She nods and stretches. Harvey pulls a robe around himself as he rolls off the bed; he's back in a couple of minutes with a plate of food, by which time she's pulled on her underwear and Harvey's t-shirt. He settles into the nest of blankets, crosslegged, facing her, and offers her the plate -- cheese, fruit, crackers. She takes a melon ball and pops it in her mouth.
"The doctor is in," she tells him, and Harvey drops his eyes. When he was just a baby lawyer, he used to frown or twist his lips up or make faces; now, when he's feeling any emotion that could signify weakness, he keeps his expression carefully bland. But the eyes are always going to give him away to Jessica, and to her.
"This is why I didn't want an associate," he says finally. Donna, mid-cheese-nibble, frowns.
"What's wrong with Mike?" she asks.
"Everything," Harvey replies, which is kind of true. Donna thinks Mike is nice, but he's a massive fuck-up most of the time. Still, that's the point of being an associate. They're all massive fuck-ups. Mike is at least respectful of her, and he seems to want to please Harvey out of genuine admiration and not because eventually Harvey will be one of the people deciding the fate of Mike Ross's career.
But then Harvey adds, "And I can't fix him," and all becomes clear.
Donna offers him a cracker with stilton on it. Harvey leans forward, takes it out of her fingers with his tongue. She waits for him to finish it and swallow, head cocked in that keep talking, even though I think you're a dumbass way which shouldn't work as well on lawyers as it does.
"I'm not a mentor," Harvey says. "I'm not into the whole molding-young-minds gig."
"You're not Jessica," Donna surmises. Harvey glances up at her.
"Well?" he says.
"No, you're really not," she confirms.
"So, I'm screwing the kid up. I tried leaving him alone and I tried dragging him around with me and making him shut up and listen, except he never shuts up," Harvey waves a hand expressively, "so I tried letting him talk, but he's kind of an idiot, have you noticed? There's twenty minutes of total idiocy and then he'll say something that's incredibly brilliant and then go back to the idiocy."
"Interesting idiocy, though," Donna points out.
"What, you're differentiating?"
"Baby, when you spend as much time dealing with idiots as I do, you learn a whole new classification system," she says, and Harvey catches on too fast.
"What classification do I fall under?"
"Sexy idiot who controls my paycheck," she replies, unruffled. "It's a very specific subset. You're like a platypus."

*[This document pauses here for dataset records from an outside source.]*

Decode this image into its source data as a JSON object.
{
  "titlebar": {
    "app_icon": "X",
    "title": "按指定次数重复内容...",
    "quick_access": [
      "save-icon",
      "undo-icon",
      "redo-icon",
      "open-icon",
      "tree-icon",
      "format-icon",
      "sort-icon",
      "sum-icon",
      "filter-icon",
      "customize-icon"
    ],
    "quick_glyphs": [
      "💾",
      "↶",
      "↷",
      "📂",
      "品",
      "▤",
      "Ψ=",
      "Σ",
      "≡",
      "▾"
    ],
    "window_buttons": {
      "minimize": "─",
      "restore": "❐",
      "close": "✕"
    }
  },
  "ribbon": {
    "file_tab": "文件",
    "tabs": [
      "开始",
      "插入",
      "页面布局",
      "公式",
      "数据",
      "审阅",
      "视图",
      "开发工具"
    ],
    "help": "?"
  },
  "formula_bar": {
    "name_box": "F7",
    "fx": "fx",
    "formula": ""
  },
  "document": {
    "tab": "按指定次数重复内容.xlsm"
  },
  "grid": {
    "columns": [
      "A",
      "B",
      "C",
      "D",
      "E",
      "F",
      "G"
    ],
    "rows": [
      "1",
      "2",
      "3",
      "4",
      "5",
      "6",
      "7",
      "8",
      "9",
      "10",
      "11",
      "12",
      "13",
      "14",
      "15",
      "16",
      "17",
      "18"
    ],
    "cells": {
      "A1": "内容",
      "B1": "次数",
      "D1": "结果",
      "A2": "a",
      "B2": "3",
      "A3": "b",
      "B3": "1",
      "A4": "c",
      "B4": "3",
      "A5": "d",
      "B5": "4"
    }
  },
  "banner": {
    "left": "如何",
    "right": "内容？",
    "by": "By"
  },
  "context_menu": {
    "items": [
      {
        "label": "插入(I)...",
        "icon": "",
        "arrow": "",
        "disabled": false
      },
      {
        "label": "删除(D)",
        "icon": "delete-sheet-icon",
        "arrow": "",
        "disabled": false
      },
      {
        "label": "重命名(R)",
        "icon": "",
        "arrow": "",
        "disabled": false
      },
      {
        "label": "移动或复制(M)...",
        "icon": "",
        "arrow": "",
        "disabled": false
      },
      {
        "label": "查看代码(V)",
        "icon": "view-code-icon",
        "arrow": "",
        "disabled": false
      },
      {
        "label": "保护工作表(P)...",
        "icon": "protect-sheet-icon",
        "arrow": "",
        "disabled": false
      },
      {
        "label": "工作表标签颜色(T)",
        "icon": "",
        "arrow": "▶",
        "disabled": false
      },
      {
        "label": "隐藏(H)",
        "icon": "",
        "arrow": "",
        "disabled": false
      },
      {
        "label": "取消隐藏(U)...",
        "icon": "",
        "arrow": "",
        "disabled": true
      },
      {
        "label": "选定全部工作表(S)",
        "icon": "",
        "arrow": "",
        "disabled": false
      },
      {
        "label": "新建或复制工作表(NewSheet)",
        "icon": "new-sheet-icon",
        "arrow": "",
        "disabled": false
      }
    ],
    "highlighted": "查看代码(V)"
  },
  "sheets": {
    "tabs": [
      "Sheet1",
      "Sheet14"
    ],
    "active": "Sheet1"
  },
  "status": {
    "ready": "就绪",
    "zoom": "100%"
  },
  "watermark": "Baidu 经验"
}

Harvey eats a grape, contemplatively.
"It's hard to know," he says, speaking remarkably clearly given he's taking with his mouth full. "You don't know if all the bullshit you go through when you're starting out is a rite of passage, or just corporatised sadism, or if the guy dicking around with your life actually knows what he's doing. Clearly I don't."
"You wanted a challenge," she reminds him.
"I didn't want a challenge, I just didn't want some cookie-cutter douche from Harvard."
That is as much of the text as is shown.